Spaniards graduate to dole queues

January 6, 1995

Spaniards in higher education are considerably worse off than their European Union counterparts according to a report by the educational assessment body of the European Union, the Industrial Research and Development Advisory Committee.

Quality and Relevance; a Challenge for European Education compares educational performance in the EU over the past three years and reveals that Spain spends less per capita on the country's 1.4 million university students than any other state, averaging $4,000 per year.

But ministry of education officials emphasised that spending has risen recently to $5,000 which now comprises 1.5 per cent of the country's gross national product, a figure which is comparable to most EU states.
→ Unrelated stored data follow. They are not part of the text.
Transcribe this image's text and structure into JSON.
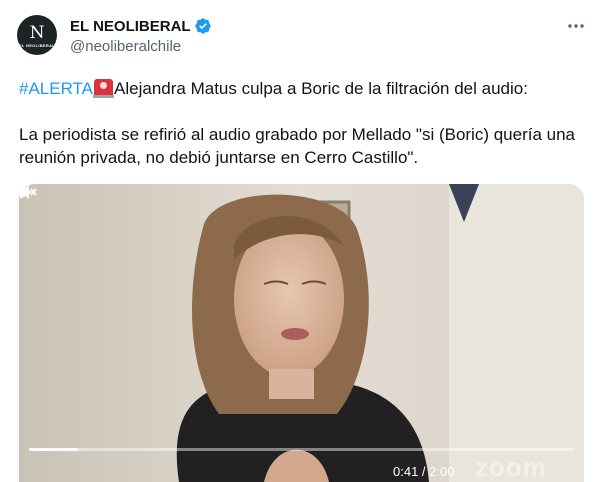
{
  "author": {
    "display_name": "EL NEOLIBERAL",
    "handle": "@neoliberalchile",
    "avatar_letter": "N",
    "avatar_caption": "EL NEOLIBERAL",
    "verified_color": "#1d9bf0"
  },
  "tweet": {
    "hashtag": "#ALERTA",
    "emoji": "police-light-emoji",
    "line1_rest": "Alejandra Matus culpa a Boric de la filtración del audio:",
    "paragraph2": "La periodista se refirió al audio grabado por Mellado \"si (Boric) quería una reunión privada, no debió juntarse en Cerro Castillo\".",
    "link_color": "#1d9bf0"
  },
  "video": {
    "progress": 0.09,
    "time": "0:41 / 2:00",
    "watermark": "zoom"
  }
}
IRDAC says that Spain, with the highest general unemployment rate in the EU, is also the worst hit in terms of graduate unemployment.
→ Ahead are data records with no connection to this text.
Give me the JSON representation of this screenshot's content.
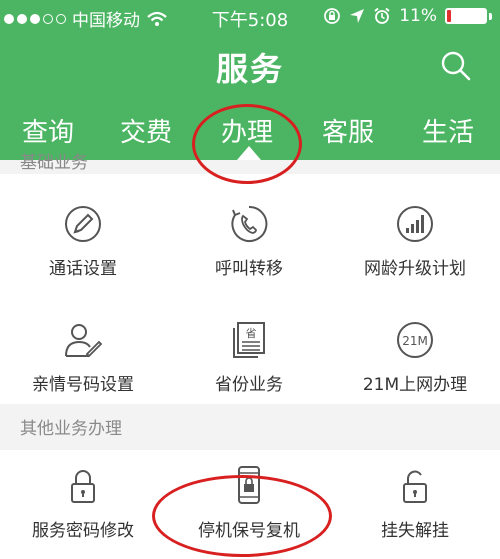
{
  "status_bar": {
    "carrier": "中国移动",
    "time": "下午5:08",
    "battery_text": "11%",
    "battery_level": 0.11,
    "signal_bars": 3,
    "signal_max": 5,
    "icons": [
      "signal-icon",
      "wifi-icon",
      "rotation-lock-icon",
      "location-icon",
      "alarm-icon",
      "battery-icon"
    ]
  },
  "header": {
    "title": "服务",
    "search_icon": "search-icon"
  },
  "tabs": [
    {
      "label": "查询"
    },
    {
      "label": "交费"
    },
    {
      "label": "办理",
      "selected": true
    },
    {
      "label": "客服"
    },
    {
      "label": "生活"
    }
  ],
  "partial_section": "基础业务",
  "basic_items": [
    {
      "label": "通话设置",
      "icon": "pencil-icon"
    },
    {
      "label": "呼叫转移",
      "icon": "call-forward-icon"
    },
    {
      "label": "网龄升级计划",
      "icon": "upgrade-bars-icon"
    },
    {
      "label": "亲情号码设置",
      "icon": "family-contact-icon"
    },
    {
      "label": "省份业务",
      "icon": "province-document-icon"
    },
    {
      "label": "21M上网办理",
      "icon": "data-21m-icon",
      "icon_text": "21M"
    }
  ],
  "other_section": "其他业务办理",
  "province_icon_text": "省",
  "other_items": [
    {
      "label": "服务密码修改",
      "icon": "lock-icon"
    },
    {
      "label": "停机保号复机",
      "icon": "phone-lock-icon"
    },
    {
      "label": "挂失解挂",
      "icon": "unlock-icon"
    }
  ],
  "colors": {
    "brand_green": "#4cb563",
    "annotation_red": "#d82020",
    "battery_red": "#e03030"
  }
}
The past ten years has seen the number of graduates double while the Spanish labour market has remained filled by those who lack university qualifications.

Javier Navlet, professor of the education department of the University of Alcala de Henares, says the authorities need to be more far-sighted; "In Spain there is a divorce between the availability of courses and their capacity to be absorbed into society. At present many graduates are superfluous to the labour market."
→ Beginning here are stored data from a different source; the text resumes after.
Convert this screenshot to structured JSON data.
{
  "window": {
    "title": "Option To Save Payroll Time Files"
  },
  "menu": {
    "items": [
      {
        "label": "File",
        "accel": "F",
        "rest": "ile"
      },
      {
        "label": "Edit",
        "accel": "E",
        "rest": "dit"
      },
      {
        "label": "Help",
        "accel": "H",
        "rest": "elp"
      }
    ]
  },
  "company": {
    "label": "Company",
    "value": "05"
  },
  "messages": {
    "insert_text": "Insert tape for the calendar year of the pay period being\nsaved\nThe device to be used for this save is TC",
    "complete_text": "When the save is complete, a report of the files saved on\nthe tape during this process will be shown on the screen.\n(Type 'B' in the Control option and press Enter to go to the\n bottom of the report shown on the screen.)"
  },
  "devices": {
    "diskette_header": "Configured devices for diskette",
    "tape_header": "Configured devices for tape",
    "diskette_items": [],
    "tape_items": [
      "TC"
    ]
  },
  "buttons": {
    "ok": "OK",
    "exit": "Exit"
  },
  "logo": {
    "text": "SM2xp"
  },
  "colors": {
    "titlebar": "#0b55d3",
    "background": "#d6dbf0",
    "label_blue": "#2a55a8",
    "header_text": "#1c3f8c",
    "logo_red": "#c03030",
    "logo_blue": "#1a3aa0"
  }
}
While 75 per cent of Danish students complete their courses, less than half of Spaniards do so, according to the IRDAC report. "Not enough students graduate from our universities and those that do so take an eternity," according to Vicente Fores, public relations officer for Valencia Polytechnic.

IRDAC says Spaniards are conservative in their choice of degree subjects. Law remains the most popular undergraduate course and Spaniards are the least likely of all EU students to take engineering or computing courses.

Sixty per cent fail to complete engineering courses and many of those who get through take twice as long to graduate. Ministry officials point to the strong influence of professional engineering bodies which act to limit numbers of graduates in employment.